Recently I have discovered the joy of pottery. Bonsai and pottery are close friends so it was only a matter of time before I was introduced to her. Welcome to All in One Bonsai...and pottery.


Feel free to visit my site where you can purchase some of my handmade pottery. Quite a few pieces have been wood fired as it is the prefered method here in Taiwan:

AllinoneCeramics



Sunday, 20 October 2013

Growing Bonsai Stock

 Autumn Rain


Autumn in Taiwan is always a great season.  The weather cools and nights become easier to sleep.  This morning the day started off perfectly, sun shining and blue skies above, however rain found its way down later during the day.

 After some local egg pancakes and a hot coffee we made our way up the mountain to check on the seventy juniper trees that I planted 11 months ago.

Today's plan was to remove some weeds and also to see how the trees were growing.  I also brought with me some bonsai wire.

The trees were doing great!  Trunks were growing thicker and the green foliage was looking healthy.

The small growth at the juncture of trunk and branch was...

Removed.  There is always a lot of energy at these junctures and small branches try to grow at that position.  As we are trying to grow trees that look mature we cut this growth away and redirect the power into the other side branches, which we want to thicken up.  


            Another healthy growing juniper tree.  This is where I put my bonsai wire to good use.
I wanted to try and wire these trees and develop some interesting shapes in the trunk.  These trees are still quite young so they were easily able to shape. 
I cut off a piece of wire the length of the tree plus another third, poked one end into the soil about 10 cm and began coiling the wire up each trunk.
                                 
I then shaped twists and turns that hopefully makes the tree appear aged beyond its years.  

With bonsai trees, the trunk is king.  An appealing trunk is always the most difficult to develop.  Start early before the trunk become too thick and you have the chance to create a shape you desire.

I had planned on wiring all seventy trees but a painful back and a dozen mosquito bites soon put an end to that!

I like this little guy - good character.
After about 6 months I will remove the wire.  As soon as I see it bite into the bark I will know that the wire has done its job.  The tree has grown and formed to the shape of the wire.

Stay tuned.

Saturday, 19 October 2013

National Bonsai Exhibition Taiwan

Show and Glow

Last weekend saw the opening of the National Bonsai Exhibition in Taiwan for 2103.  After seeing the 2012 exhibition I was looking forward to visiting again this year.  The the standard and tree selection were sensational.  Both large and small bonsai were on display along with a fantastic spread of viewing stones.  

Please enjoy the pictures below.

This is Mr. Yen, a bonsai master who answers my questions depending on his patience level on any given day.
Let's start with some really small guys - Black Pine.

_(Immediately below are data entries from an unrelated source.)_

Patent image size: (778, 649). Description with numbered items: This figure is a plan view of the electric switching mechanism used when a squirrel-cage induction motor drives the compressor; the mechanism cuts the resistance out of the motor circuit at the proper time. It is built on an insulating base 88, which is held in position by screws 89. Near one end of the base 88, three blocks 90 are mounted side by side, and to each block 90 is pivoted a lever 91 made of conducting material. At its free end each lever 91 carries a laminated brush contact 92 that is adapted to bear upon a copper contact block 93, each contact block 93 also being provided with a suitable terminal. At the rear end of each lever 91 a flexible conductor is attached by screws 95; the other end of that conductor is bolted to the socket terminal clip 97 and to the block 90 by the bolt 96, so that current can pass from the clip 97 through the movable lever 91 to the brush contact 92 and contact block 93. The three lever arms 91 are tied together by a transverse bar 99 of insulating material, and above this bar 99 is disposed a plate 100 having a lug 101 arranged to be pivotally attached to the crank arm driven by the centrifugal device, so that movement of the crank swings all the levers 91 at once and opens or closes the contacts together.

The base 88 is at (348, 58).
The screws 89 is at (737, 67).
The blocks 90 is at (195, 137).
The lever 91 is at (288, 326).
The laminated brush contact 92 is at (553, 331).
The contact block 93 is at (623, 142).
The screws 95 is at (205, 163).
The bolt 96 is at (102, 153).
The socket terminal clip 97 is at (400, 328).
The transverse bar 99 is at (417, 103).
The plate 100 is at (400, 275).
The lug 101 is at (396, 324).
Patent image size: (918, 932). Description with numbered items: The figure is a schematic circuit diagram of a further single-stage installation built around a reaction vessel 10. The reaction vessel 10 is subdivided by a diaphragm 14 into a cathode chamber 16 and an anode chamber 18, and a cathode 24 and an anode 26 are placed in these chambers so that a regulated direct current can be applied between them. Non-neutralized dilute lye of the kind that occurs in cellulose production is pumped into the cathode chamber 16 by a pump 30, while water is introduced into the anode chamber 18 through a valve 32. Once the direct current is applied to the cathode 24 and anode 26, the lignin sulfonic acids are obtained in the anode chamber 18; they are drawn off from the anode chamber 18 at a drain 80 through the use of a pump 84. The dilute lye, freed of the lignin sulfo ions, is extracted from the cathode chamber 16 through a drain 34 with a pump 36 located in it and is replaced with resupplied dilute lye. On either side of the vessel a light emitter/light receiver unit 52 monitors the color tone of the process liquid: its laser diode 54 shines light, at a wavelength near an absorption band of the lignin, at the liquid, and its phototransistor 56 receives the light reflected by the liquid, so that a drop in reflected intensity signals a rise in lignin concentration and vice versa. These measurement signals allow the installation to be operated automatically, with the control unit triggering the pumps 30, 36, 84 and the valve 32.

Black pine trees are a very popular bonsai tree.


The back drops set the mood.









I liked the pot.






The next couple were a little bigger in size.

But still smaller enough to pick up in one hand.


Enter the monsters.




This particular tree is extremely slow growing.  There was a price tag attached for $21,000 Australian dollars!




An unusual trunk.

Close up.







For grim death.















My favorite - enjoy the next three photos.

Boxwood.




Mr. Yen created this penjing piece.

Brilliant!






Amazing that this tree survives and looks so healthy up top.






A mess!  







Bonsai trees made out of bonsai wire!

A lot of skill went into making this wire tree.

Shari


Tall but that's not all.

Interesting to say the least.

Hope you enjoyed some of these quality bonsai trees from Taiwan.  I can't believe a year has passed since the last exhibition!  Do what you can!